Date: Mon, 10 Oct 2005 16:35:01 -0700 (PDT)
From:mackey maroney <emmteeyem@yahoo.com>
Subject:soap opera, conclusion
To: marcus maroney <mmaroney.edit@nypost.com>

So the conclusion is, she answered the e-mail.
She liked the Outer Borough Rhapsody poem.
She declared it "fun to read out loud" because of
its imitation of the New Yawk Squawk accent.
 
So that was sweet, very nice to receive that note.
 
##
 
I then sent her an e-mail
I tried to advise -- people hate advice! -- that attempting
to start a relationship with a guy in a lock-up
is too big an emotional risk.
(I didn't mention the bodily risk.)
I told her everybody at work is losing sleep,
we're worried about her, quite true, and I mentioned
all of her immediate co-workers names to drive the point home.
 
##
 
I made a good argument for her cooling it, but I doubt she will,
she's already crossed that line.
And I don't have that kind of influence.
 
##
 
I think I, at least, learned something.
The advice giver learns.
The advice receiver balls-up the advice and throws it away.
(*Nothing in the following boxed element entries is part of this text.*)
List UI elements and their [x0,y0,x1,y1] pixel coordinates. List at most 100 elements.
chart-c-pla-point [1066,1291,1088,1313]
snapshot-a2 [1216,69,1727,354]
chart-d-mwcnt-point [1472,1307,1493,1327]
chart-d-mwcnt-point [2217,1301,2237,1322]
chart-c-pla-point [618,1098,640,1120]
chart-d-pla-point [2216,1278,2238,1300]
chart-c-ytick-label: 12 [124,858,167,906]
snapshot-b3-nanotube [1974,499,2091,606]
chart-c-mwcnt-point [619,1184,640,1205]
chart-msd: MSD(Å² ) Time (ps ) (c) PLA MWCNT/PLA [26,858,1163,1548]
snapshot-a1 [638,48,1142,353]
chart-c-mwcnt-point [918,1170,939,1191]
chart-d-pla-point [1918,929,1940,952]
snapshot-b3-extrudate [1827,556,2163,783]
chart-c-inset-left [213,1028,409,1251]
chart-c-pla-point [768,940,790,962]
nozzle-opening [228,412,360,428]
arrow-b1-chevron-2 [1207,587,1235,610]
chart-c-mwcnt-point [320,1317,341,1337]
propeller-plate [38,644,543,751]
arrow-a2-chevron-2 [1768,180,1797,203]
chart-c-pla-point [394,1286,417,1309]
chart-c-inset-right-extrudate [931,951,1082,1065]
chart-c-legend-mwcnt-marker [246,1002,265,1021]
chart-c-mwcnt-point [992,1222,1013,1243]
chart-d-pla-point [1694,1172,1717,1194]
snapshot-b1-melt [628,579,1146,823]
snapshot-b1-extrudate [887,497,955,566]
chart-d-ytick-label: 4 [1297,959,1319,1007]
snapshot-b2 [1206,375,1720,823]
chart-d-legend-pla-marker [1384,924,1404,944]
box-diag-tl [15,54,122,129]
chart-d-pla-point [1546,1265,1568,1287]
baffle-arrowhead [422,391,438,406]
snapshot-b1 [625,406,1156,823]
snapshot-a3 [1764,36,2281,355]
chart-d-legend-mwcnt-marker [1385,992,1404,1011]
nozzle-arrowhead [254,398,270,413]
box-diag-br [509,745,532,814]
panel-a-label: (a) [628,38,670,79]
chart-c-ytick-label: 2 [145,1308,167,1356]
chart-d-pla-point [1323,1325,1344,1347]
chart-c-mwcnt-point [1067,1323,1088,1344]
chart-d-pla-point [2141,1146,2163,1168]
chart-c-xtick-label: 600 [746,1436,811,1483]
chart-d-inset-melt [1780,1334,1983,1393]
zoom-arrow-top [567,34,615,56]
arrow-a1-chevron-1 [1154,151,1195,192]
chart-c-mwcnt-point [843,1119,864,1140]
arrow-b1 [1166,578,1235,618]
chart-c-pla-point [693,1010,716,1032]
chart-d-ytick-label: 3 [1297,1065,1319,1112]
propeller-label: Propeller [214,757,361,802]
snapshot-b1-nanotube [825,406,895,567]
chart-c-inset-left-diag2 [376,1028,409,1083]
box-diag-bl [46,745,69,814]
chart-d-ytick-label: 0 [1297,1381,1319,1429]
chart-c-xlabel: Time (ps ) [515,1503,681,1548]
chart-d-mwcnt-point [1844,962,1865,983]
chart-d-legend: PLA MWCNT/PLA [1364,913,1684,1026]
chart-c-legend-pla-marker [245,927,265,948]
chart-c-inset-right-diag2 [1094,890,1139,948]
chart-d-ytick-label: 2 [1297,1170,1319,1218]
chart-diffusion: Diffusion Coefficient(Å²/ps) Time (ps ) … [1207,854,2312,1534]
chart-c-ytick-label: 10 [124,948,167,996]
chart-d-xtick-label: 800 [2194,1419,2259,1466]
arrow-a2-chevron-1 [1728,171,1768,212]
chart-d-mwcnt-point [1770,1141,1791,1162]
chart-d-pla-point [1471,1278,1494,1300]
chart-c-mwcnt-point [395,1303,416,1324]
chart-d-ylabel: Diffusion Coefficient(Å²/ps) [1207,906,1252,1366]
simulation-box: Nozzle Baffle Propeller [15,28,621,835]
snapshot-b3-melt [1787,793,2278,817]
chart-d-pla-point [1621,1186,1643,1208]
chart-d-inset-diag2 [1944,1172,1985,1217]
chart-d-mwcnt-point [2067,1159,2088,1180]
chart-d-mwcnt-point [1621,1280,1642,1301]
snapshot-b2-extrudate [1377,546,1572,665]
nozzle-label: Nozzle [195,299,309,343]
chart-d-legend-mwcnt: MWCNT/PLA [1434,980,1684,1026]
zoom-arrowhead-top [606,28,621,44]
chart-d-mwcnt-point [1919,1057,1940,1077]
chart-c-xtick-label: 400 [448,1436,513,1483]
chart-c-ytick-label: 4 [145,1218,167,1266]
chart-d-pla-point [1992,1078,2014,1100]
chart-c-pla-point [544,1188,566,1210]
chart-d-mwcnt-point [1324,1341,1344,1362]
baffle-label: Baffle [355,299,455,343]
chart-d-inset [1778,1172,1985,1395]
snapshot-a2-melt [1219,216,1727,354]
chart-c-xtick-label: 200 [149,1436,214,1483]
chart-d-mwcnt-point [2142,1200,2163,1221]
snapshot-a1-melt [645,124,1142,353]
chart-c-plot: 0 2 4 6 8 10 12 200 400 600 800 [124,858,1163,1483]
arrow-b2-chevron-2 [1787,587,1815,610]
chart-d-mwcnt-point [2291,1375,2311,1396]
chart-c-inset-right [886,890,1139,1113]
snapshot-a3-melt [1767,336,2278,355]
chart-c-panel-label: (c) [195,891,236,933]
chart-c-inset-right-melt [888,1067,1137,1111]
I learned I am 58 years old,
she is 31.
I am her father's age.
Even if she could get interested in me and my funny conversation,
she should not get interested.
[Same way she she shouldn't get interested in the guy in the lock-up.]
 
When she is in her late 40's, i'll be 75,
spry, working on my golf swing, playing doubles, going for walks,
writing letters to the editor in the interest of solving world problems,
renewing the viagra Rx, riding my bike, but 75, a wrinkle beast!
 
 
 
Thanks for listening, Marcus,
your crazy brother, a mental health worker, signing off,
also still a dope, though an "intellectual", Mackey.
 
I think I'm done with meeting interesting people at work.
I'm just going to sit back now and watch the Yankees, Game 5,
Moose vs. Colon, etc. Colon is knocked out in the second
innining; we're going to win this thing.